The pilots are racing against time, but it's hard to keep an eye on the clock while you're twisting and turning through the gates. Chambliss says his Zivko Edge 540 aircraft doesn't have any kind of special "head-up" display in front of the windshield that would let him keep his eyes forward while watching his time.

Widely described as one of the world's greatest stunt pilots and racing aviators, Chambliss won Red Bull's Air Race championship in 2004 and 2006. Flying comes so naturally to this guy that he says he feels like his plane's "wings are nothing but an extension of my arms."

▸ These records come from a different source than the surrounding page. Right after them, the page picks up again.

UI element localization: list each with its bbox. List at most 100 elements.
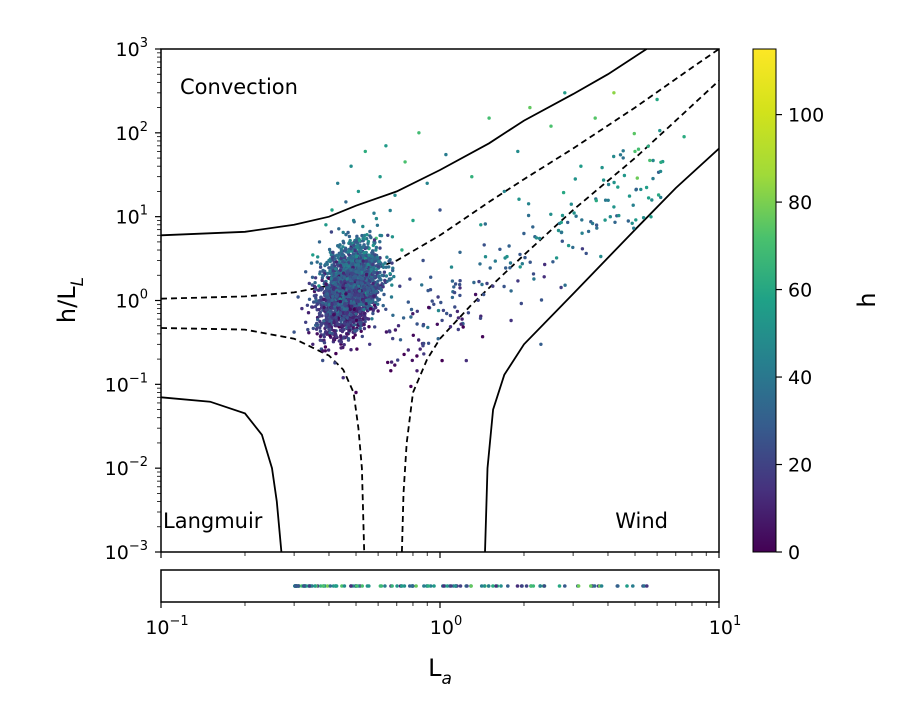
scatter-point	[477, 279, 481, 284]
scatter-point	[325, 292, 329, 296]
scatter-point	[324, 308, 328, 312]
scatter-point	[356, 293, 360, 298]
scatter-point	[350, 304, 354, 308]
strip-panel	[160, 569, 720, 603]
scatter-point	[332, 286, 336, 290]
scatter-point	[355, 234, 359, 238]
scatter-point	[352, 307, 356, 311]
scatter-point	[327, 276, 331, 280]
scatter-point	[357, 271, 362, 275]
scatter-point	[381, 285, 385, 289]
scatter-point	[314, 327, 319, 331]
scatter-point	[650, 198, 654, 202]
scatter-point	[453, 305, 457, 309]
scatter-point	[325, 295, 329, 299]
strip-point	[458, 584, 463, 588]
strip-point	[414, 584, 418, 588]
scatter-point	[559, 230, 564, 235]
scatter-point	[355, 280, 360, 285]
scatter-point	[354, 244, 359, 249]
scatter-point	[363, 149, 367, 154]
scatter-point	[425, 181, 429, 185]
scatter-point	[641, 216, 646, 220]
scatter-point	[353, 293, 357, 297]
scatter-point	[316, 288, 321, 292]
scatter-point	[630, 221, 634, 225]
colorbar-tick-label: 100	[788, 105, 824, 127]
scatter-point	[473, 292, 478, 297]
scatter-point	[411, 333, 415, 337]
scatter-point	[480, 282, 484, 287]
scatter-point	[354, 390, 358, 395]
scatter-point	[523, 255, 527, 260]
scatter-point	[389, 369, 393, 373]
strip-point	[482, 584, 487, 588]
strip-point	[519, 584, 524, 588]
strip-point	[367, 584, 371, 588]
scatter-point	[417, 131, 421, 135]
scatter-point	[338, 268, 342, 273]
scatter-point	[554, 256, 559, 260]
scatter-point	[324, 316, 329, 321]
scatter-point	[374, 286, 378, 290]
scatter-point	[387, 278, 392, 282]
scatter-point	[429, 275, 433, 279]
scatter-point	[526, 202, 531, 206]
scatter-point	[381, 303, 385, 308]
strip-point	[531, 584, 536, 588]
strip-point	[486, 584, 491, 588]
scatter-point	[315, 332, 319, 336]
scatter-point	[393, 363, 397, 367]
scatter-point	[566, 220, 570, 225]
scatter-point	[350, 297, 354, 301]
scatter-point	[346, 230, 350, 235]
strip-point	[333, 584, 338, 588]
scatter-point	[318, 319, 322, 324]
scatter-point	[318, 326, 322, 330]
scatter-point	[364, 246, 368, 250]
scatter-point	[345, 277, 350, 281]
strip-frame	[160, 569, 720, 603]
scatter-point	[580, 247, 585, 251]
scatter-point	[509, 318, 513, 323]
scatter-point	[448, 325, 453, 329]
scatter-point	[346, 273, 350, 277]
scatter-point	[332, 337, 336, 341]
scatter-point	[359, 280, 363, 285]
scatter-point	[332, 313, 336, 317]
scatter-point	[340, 252, 344, 256]
scatter-point	[560, 213, 565, 218]
scatter-point	[339, 257, 343, 261]
scatter-point	[356, 284, 361, 288]
scatter-point	[372, 294, 376, 298]
scatter-point	[354, 263, 358, 267]
scatter-point	[375, 256, 380, 260]
scatter-point	[357, 238, 362, 242]
colorbar-tick-label: 80	[788, 192, 812, 214]
strip-point	[453, 584, 458, 588]
scatter-point	[354, 285, 358, 290]
scatter-point	[415, 309, 419, 313]
scatter-point	[483, 222, 487, 226]
scatter-point	[339, 280, 343, 284]
scatter-point	[347, 234, 352, 239]
scatter-point	[315, 260, 319, 264]
scatter-point	[325, 313, 329, 317]
strip-point	[307, 584, 312, 588]
scatter-point	[542, 275, 546, 279]
scatter-point	[472, 280, 476, 285]
scatter-point	[360, 294, 364, 298]
x-axis-label: La	[428, 654, 452, 689]
scatter-point	[327, 303, 331, 307]
scatter-point	[346, 297, 351, 302]
scatter-point	[324, 262, 328, 266]
scatter-point	[531, 225, 535, 229]
scatter-point	[584, 251, 588, 256]
scatter-point	[318, 334, 323, 339]
scatter-point	[363, 316, 367, 320]
scatter-point	[361, 254, 366, 259]
strip-point	[469, 584, 473, 588]
scatter-point	[371, 243, 375, 248]
scatter-point	[333, 332, 338, 336]
scatter-point	[390, 261, 394, 265]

The key to winning, pilots say, is pulling through the turns fast -- but not so fast that you lose speed. It's a delicate balance that DiMatteo says good fighter pilots share with champion air racers.

Nonetheless, that doesn't mean you have to be an ex-fighter jockey to excel. Chambliss has never flown in the military. He graduated to air racing after piloting Boeing 737s for Southwest Airlines. Before that, "I loved motocross as a kid," Chambliss said. "I was always a speed junky."

The Red Bull series launched in 2003, but by the end of the decade rising speeds and scary aerobatics were making race organizers nervous. So, beginning in 2011, they put the series on pause to regroup. This year it's back with new safety restrictions limiting how low pilots can fly and banning certain trick maneuvers.

The rules surrounding air races differ. In the United States, one of the oldest events is the national championship in Reno, where multiple planes race each other around a circuit. The first pilot across the finish line wins.

The 2011 crash at Reno raised serious questions about safety.

During a six-lap race, a modified World War II-era P-51 Mustang flying at about 500 mph went out of control and collided with an airport ramp in the spectator seating area. The pilot and 10 people were killed and 64 others were hurt. Investigators blamed "deteriorated" parts that contributed to fatigue cracks that led to the crash.

The tragedy led to new Federal Aviation Administration rules requiring all air racing organizations to go through a standardized safety accreditation process. "They check the capability, skill set and training of the pilots," says DiMatteo. They also monitor aircraft maintenance and the mechanics who work on the planes. "They really look at the full scope of your operation."

The 2011 Reno crash was believed to be the first in the 50-year history of the event to kill spectators. Last month, during a Reno qualifying race, a former champion was killed when his experimental Backovich GP-5 aircraft crashed, away from spectator seating, bringing the total deaths at Reno events to 20 since the races began in 1964.

Red Bull boasts zero deaths in the 11 years since the series began, and only one pilot injury from a crash into a river during an Australian practice run in 2010.

"Our record shows that we've been doing a good job -- knock on wood," DiMatteo says. "It's actually safer than some of these other sports that are out there."

A newcomer to the sport might assume racing with other planes -- as they do in Reno -- would be more dangerous than racing one at a time. Not necessarily, says John Cudahy, president of the International Council of Air Shows, an industry trade organization.

"I wouldn't say one is inherently safer than the other," Cudahy says. "They each have a different set of safety challenges and they've addressed them for the most part pretty successfully. The Reno planes are in some cases older ... but the Red Bull pilots participate in pretty aggressive aerobatics."

Its strongest supporters believe American air racing can one day rival the popularity of NASCAR.

Last year's NASCAR Sprint Series drew nearly 70 million unique TV viewers in the United States, according to NASCAR.

In 2009, the Red Bull Air Race was televised in more than 180 countries, reaching more than 300 million viewers, Red Bull says, although it's unclear how many viewers actually watched.

The potential for growth is there, says Chambliss.

"I think in this country we love racing," he says. "Some people wonder if the sport is easy enough to understand. But it's still a race. And the one thing we do understand is, the fastest ... is going to win."